Le vulnerabilità legate ai dipendenti e alle aziende possono essere davvero disastrose, ma c’è una speranza. Queste vulnerabilità possono essere ridotte al minimo evitando gli errori comuni associati alle minacce interne.

Ecco i quattro principali passi falsi in materia di sicurezza che rendono i dipendenti (e le aziende) più vulnerabili alle minacce interne, e cosa si può fare per attenuare questo rischio:

1. Formazione limitata dei dipendenti alla sicurezza informatica

Non tutte le minacce interne sono causate da dipendenti malintenzionati; alcune sono il risultato di errori commessi da dipendenti onesti. Infatti, secondo il Ponemon Institute, le minacce interne dovute a negligenza rappresentano il 62% delle violazioni di dati. Possono essere azioni apparentemente innocue come il download di documenti sensibili su una chiavetta UB infetta o l’invio tramite email di documenti crittografati per terminare un lavoro a casa.

Con l’aumento delle soluzioni per il lavoro ibrido e il telelavoro, questo tipo di comportamento è sempre più comune. Mentre le aziende adottano sempre più gli strumenti di collaborazione, molte non dispongono dei protocolli adatti a supportare una forza lavoro diffusa. Anche i fornitori esterni che utilizzano questi strumenti per le loro comunicazioni quotidiani sono interessati da questo problema. Se non sono formati ad adottare un comportamento sicuro e appropriato, i dipendenti potrebbero non essere nemmeno consapevoli di mettere la loro azienda in pericolo.

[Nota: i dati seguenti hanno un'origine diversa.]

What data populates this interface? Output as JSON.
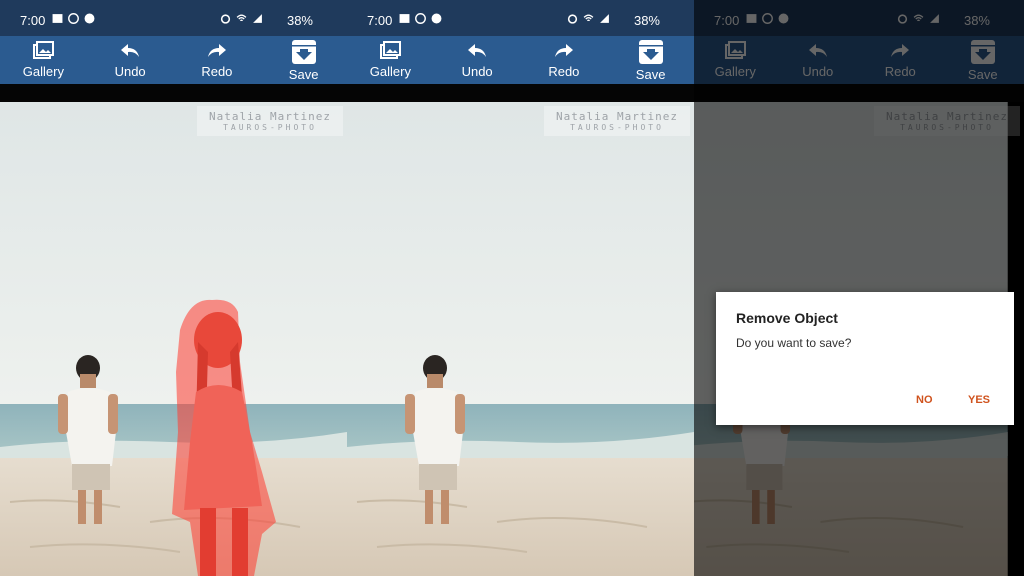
{
  "status_bar": {
    "time": "7:00",
    "battery": "38%"
  },
  "toolbar": {
    "gallery": "Gallery",
    "undo": "Undo",
    "redo": "Redo",
    "save": "Save"
  },
  "watermark": {
    "name": "Natalia Martinez",
    "subtitle": "TAUROS-PHOTO"
  },
  "dialog": {
    "title": "Remove Object",
    "message": "Do you want to save?",
    "no_label": "NO",
    "yes_label": "YES"
  },
  "colors": {
    "status_bar": "#1f3a5c",
    "toolbar": "#2b5b90",
    "mask_red": "#ff3b30",
    "dialog_accent": "#d0531e"
  },
  "icons": {
    "gallery": "gallery-icon",
    "undo": "undo-icon",
    "redo": "redo-icon",
    "save": "save-icon"
  }
}
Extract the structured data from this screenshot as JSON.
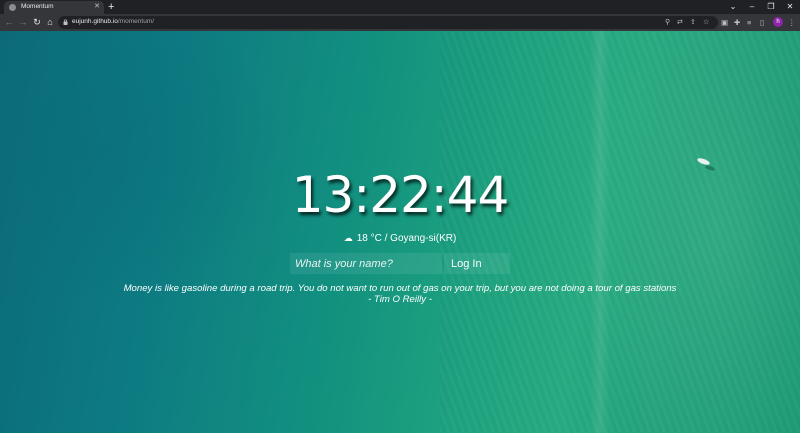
{
  "browser": {
    "tab_title": "Momentum",
    "new_tab": "+",
    "tab_close": "✕",
    "url_host": "eujunh.github.io",
    "url_path": "/momentum/",
    "avatar_initial": "h",
    "avatar_color": "#8e24aa"
  },
  "app": {
    "clock": "13:22:44",
    "weather": "18 °C / Goyang-si(KR)",
    "weather_icon": "cloud-icon",
    "name_placeholder": "What is your name?",
    "login_label": "Log In",
    "quote_text": "Money is like gasoline during a road trip. You do not want to run out of gas on your trip, but you are not doing a tour of gas stations",
    "quote_author": "- Tim O Reilly -"
  }
}
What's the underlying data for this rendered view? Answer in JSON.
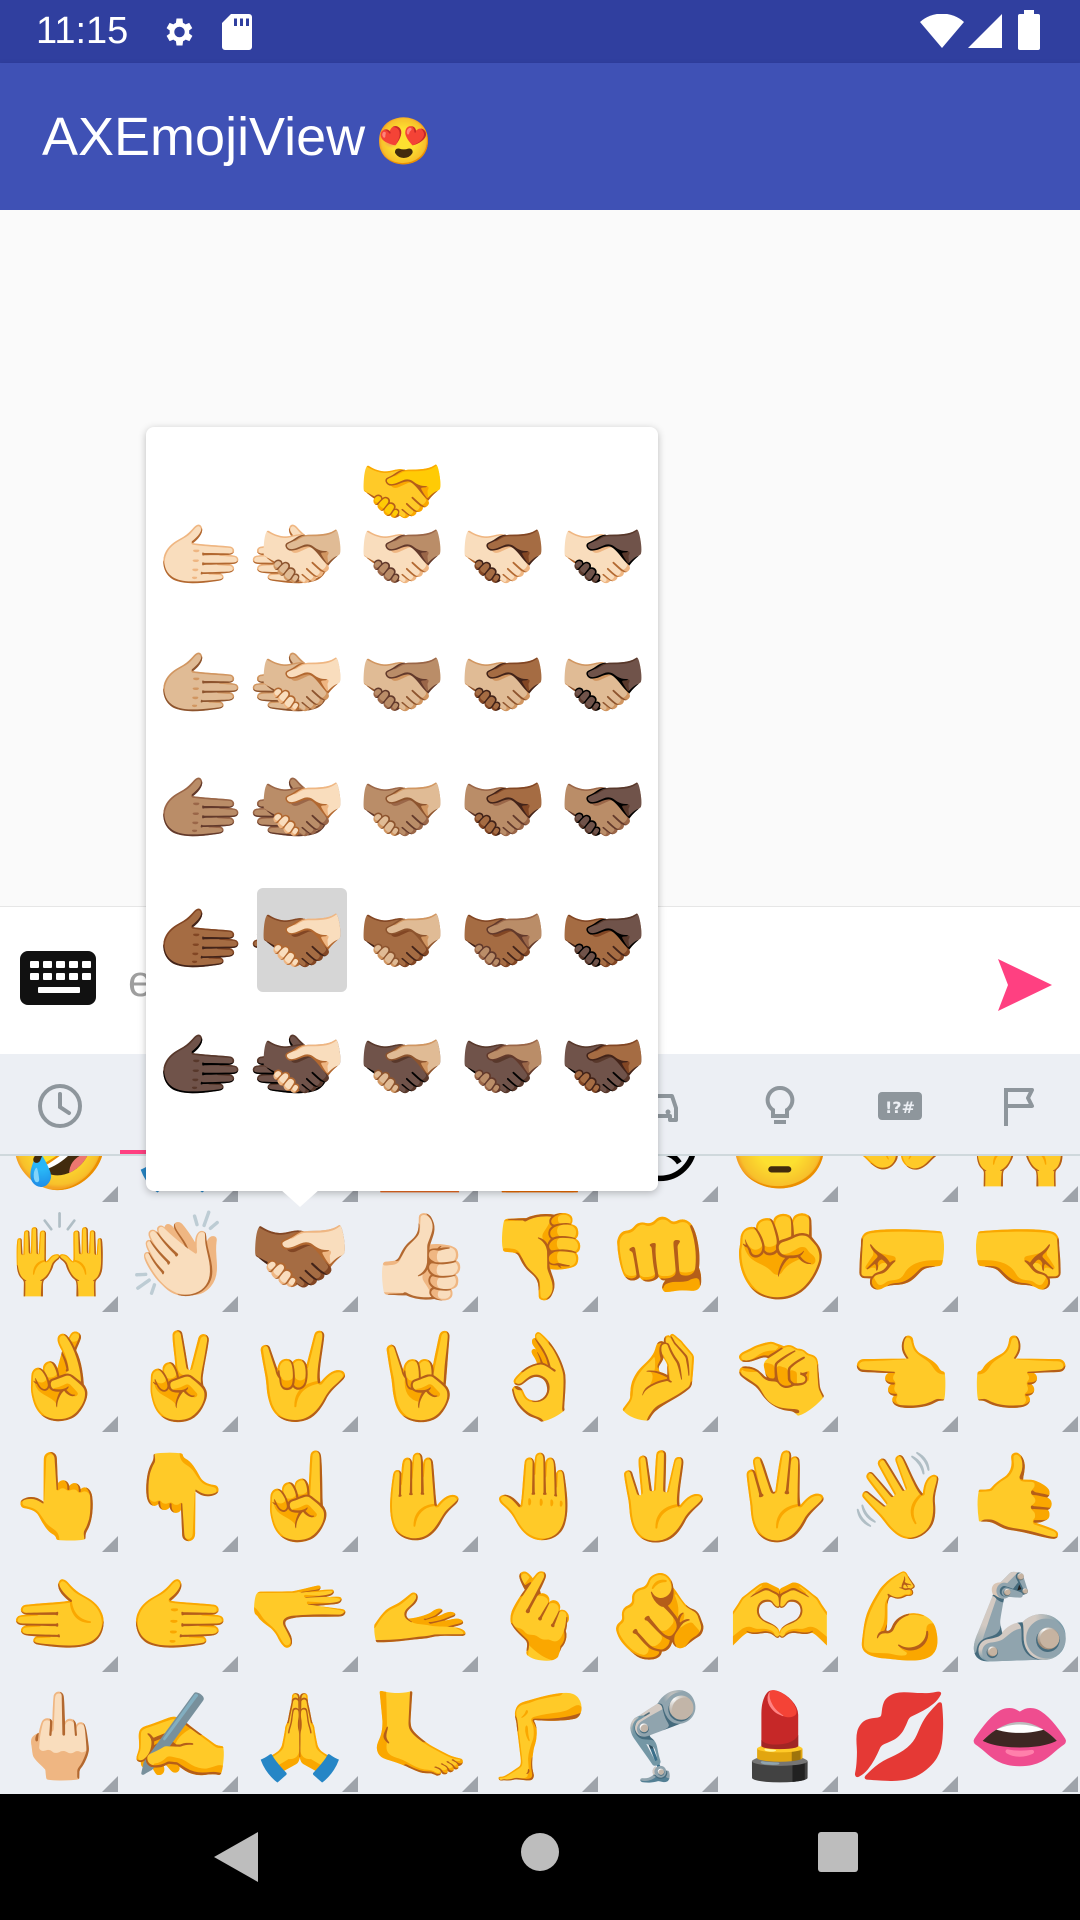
{
  "status": {
    "time": "11:15"
  },
  "app": {
    "title": "AXEmojiView",
    "title_emoji": "😍"
  },
  "input": {
    "placeholder": "e"
  },
  "tabs": [
    "recent",
    "smileys",
    "people",
    "animals",
    "food",
    "travel",
    "objects",
    "symbols",
    "flags"
  ],
  "popup": {
    "base": "🤝",
    "rows": [
      [
        "🫱🏻‍🫲🏻",
        "🫱🏻‍🫲🏼",
        "🫱🏻‍🫲🏽",
        "🫱🏻‍🫲🏾",
        "🫱🏻‍🫲🏿"
      ],
      [
        "🫱🏼‍🫲🏼",
        "🫱🏼‍🫲🏻",
        "🫱🏼‍🫲🏽",
        "🫱🏼‍🫲🏾",
        "🫱🏼‍🫲🏿"
      ],
      [
        "🫱🏽‍🫲🏽",
        "🫱🏽‍🫲🏻",
        "🫱🏽‍🫲🏼",
        "🫱🏽‍🫲🏾",
        "🫱🏽‍🫲🏿"
      ],
      [
        "🫱🏾‍🫲🏾",
        "🫱🏾‍🫲🏻",
        "🫱🏾‍🫲🏼",
        "🫱🏾‍🫲🏽",
        "🫱🏾‍🫲🏿"
      ],
      [
        "🫱🏿‍🫲🏿",
        "🫱🏿‍🫲🏻",
        "🫱🏿‍🫲🏼",
        "🫱🏿‍🫲🏽",
        "🫱🏿‍🫲🏾"
      ]
    ],
    "selected": "🫱🏾‍🫲🏻"
  },
  "grid": {
    "rows": [
      [
        "🤣",
        "🙏",
        "🤲",
        "🙋",
        "🙆",
        "😣",
        "🙄",
        "👐",
        "🙌"
      ],
      [
        "🙌",
        "👏🏻",
        "🫱🏾‍🫲🏻",
        "👍🏻",
        "👎",
        "👊",
        "✊",
        "🤛",
        "🤜"
      ],
      [
        "🤞",
        "✌️",
        "🤟",
        "🤘",
        "👌",
        "🤌",
        "🤏",
        "👈",
        "👉"
      ],
      [
        "👆",
        "👇",
        "☝️",
        "✋",
        "🤚",
        "🖐️",
        "🖖",
        "👋",
        "🤙"
      ],
      [
        "🫲",
        "🫱",
        "🫳",
        "🫴",
        "🫰",
        "🫵",
        "🫶",
        "💪",
        "🦾"
      ],
      [
        "🖕🏻",
        "✍️",
        "🙏",
        "🦶",
        "🦵",
        "🦿",
        "💄",
        "💋",
        "👄"
      ]
    ]
  },
  "colors": {
    "status_bar": "#303f9f",
    "app_bar": "#3f51b5",
    "accent": "#ff4081",
    "panel": "#eceff4"
  }
}
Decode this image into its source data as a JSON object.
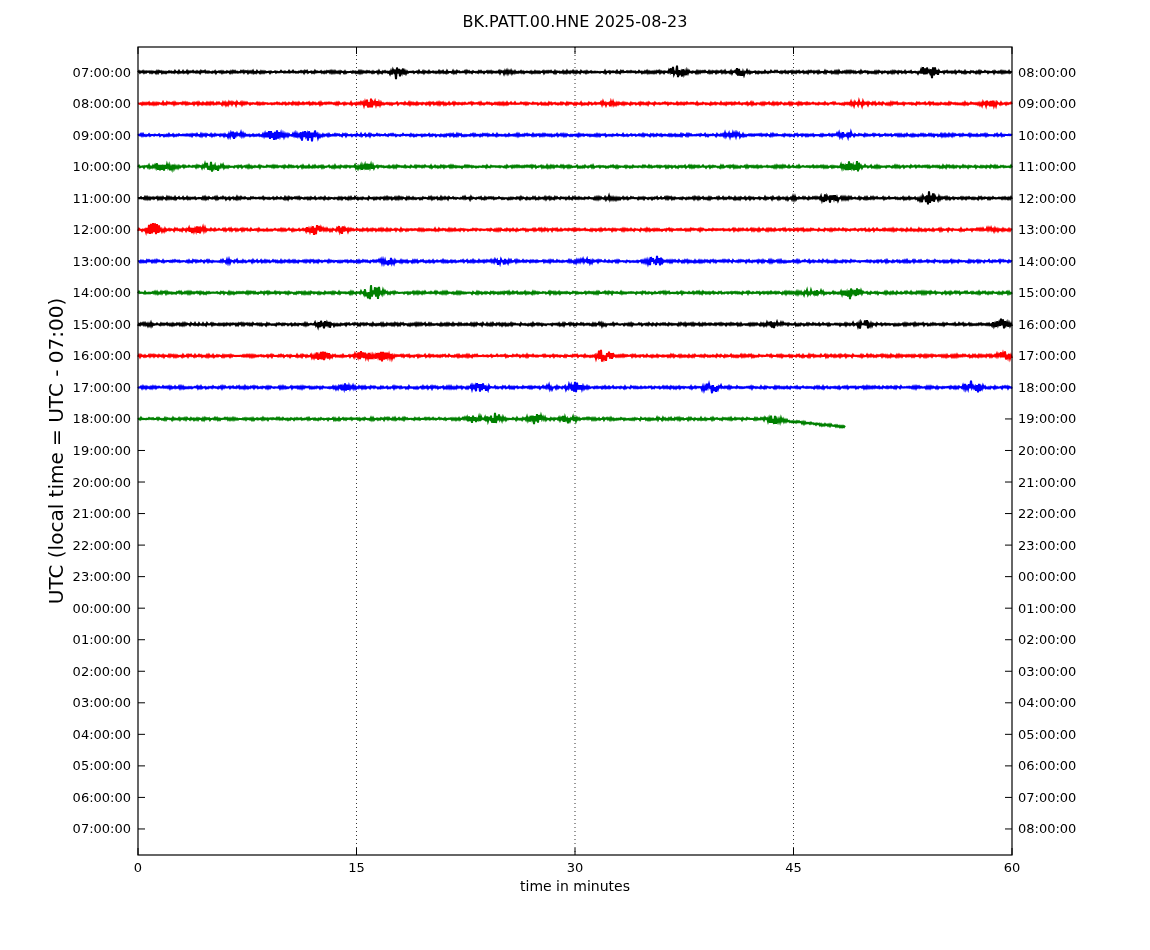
{
  "title": "BK.PATT.00.HNE 2025-08-23",
  "ylabel": "UTC (local time = UTC - 07:00)",
  "xlabel": "time in minutes",
  "xticks": [
    "0",
    "15",
    "30",
    "45",
    "60"
  ],
  "left_ticks": [
    "07:00:00",
    "08:00:00",
    "09:00:00",
    "10:00:00",
    "11:00:00",
    "12:00:00",
    "13:00:00",
    "14:00:00",
    "15:00:00",
    "16:00:00",
    "17:00:00",
    "18:00:00",
    "19:00:00",
    "20:00:00",
    "21:00:00",
    "22:00:00",
    "23:00:00",
    "00:00:00",
    "01:00:00",
    "02:00:00",
    "03:00:00",
    "04:00:00",
    "05:00:00",
    "06:00:00",
    "07:00:00"
  ],
  "right_ticks": [
    "08:00:00",
    "09:00:00",
    "10:00:00",
    "11:00:00",
    "12:00:00",
    "13:00:00",
    "14:00:00",
    "15:00:00",
    "16:00:00",
    "17:00:00",
    "18:00:00",
    "19:00:00",
    "20:00:00",
    "21:00:00",
    "22:00:00",
    "23:00:00",
    "00:00:00",
    "01:00:00",
    "02:00:00",
    "03:00:00",
    "04:00:00",
    "05:00:00",
    "06:00:00",
    "07:00:00",
    "08:00:00"
  ],
  "traces": [
    {
      "color": "#000000",
      "level": 1
    },
    {
      "color": "#ff0000",
      "level": 1
    },
    {
      "color": "#0000ff",
      "level": 1
    },
    {
      "color": "#008000",
      "level": 1
    },
    {
      "color": "#000000",
      "level": 1
    },
    {
      "color": "#ff0000",
      "level": 1
    },
    {
      "color": "#0000ff",
      "level": 1
    },
    {
      "color": "#008000",
      "level": 1
    },
    {
      "color": "#000000",
      "level": 1
    },
    {
      "color": "#ff0000",
      "level": 1
    },
    {
      "color": "#0000ff",
      "level": 1
    },
    {
      "color": "#008000",
      "level": 0.81
    }
  ]
}
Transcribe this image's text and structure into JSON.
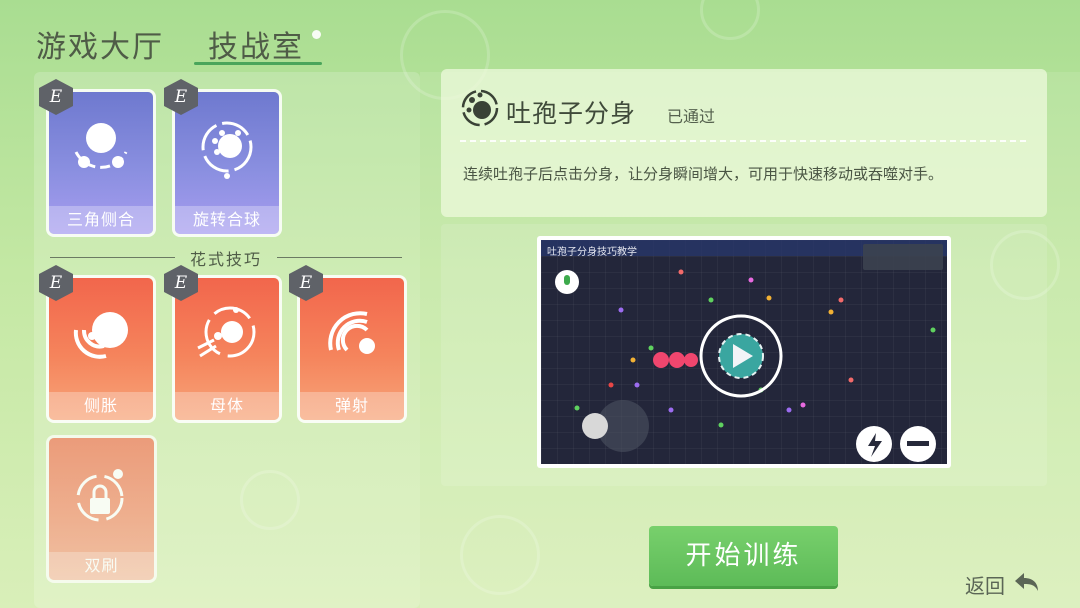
{
  "tabs": {
    "lobby": "游戏大厅",
    "skill_room": "技战室"
  },
  "grade": "E",
  "cards_basic": [
    {
      "label": "三角侧合",
      "grade": "E"
    },
    {
      "label": "旋转合球",
      "grade": "E"
    }
  ],
  "section_title": "花式技巧",
  "cards_fancy": [
    {
      "label": "侧胀",
      "grade": "E"
    },
    {
      "label": "母体",
      "grade": "E"
    },
    {
      "label": "弹射",
      "grade": "E"
    }
  ],
  "cards_locked": [
    {
      "label": "双刷"
    }
  ],
  "detail": {
    "title": "吐孢子分身",
    "status": "已通过",
    "description": "连续吐孢子后点击分身，让分身瞬间增大，可用于快速移动或吞噬对手。"
  },
  "video": {
    "title": "吐孢子分身技巧教学"
  },
  "start_button": "开始训练",
  "back_button": "返回",
  "colors": {
    "accent_green": "#5dbb58",
    "card_purple": "#7e84da",
    "card_orange": "#f47454",
    "badge_gray": "#5f6268"
  }
}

Prevenzione delle minacce interne dovute a negligenza

Per molte aziende, la formazione sulla sicurezza informatica non è una priorità e non viene pianificata su base regolare. Per mitigare i rischi delle minacce interne, la formazione sulla sicurezza informatica dei dipendenti dovrebbe essere adattata ai rischi osservati. Integrando avvisi personalizzati nelle tue tecnologie esistenti in caso di comportamenti negligenti, sarà più facile identificare il motivo dell’avviso e intraprendere azioni immediate per evitare che si ripetano.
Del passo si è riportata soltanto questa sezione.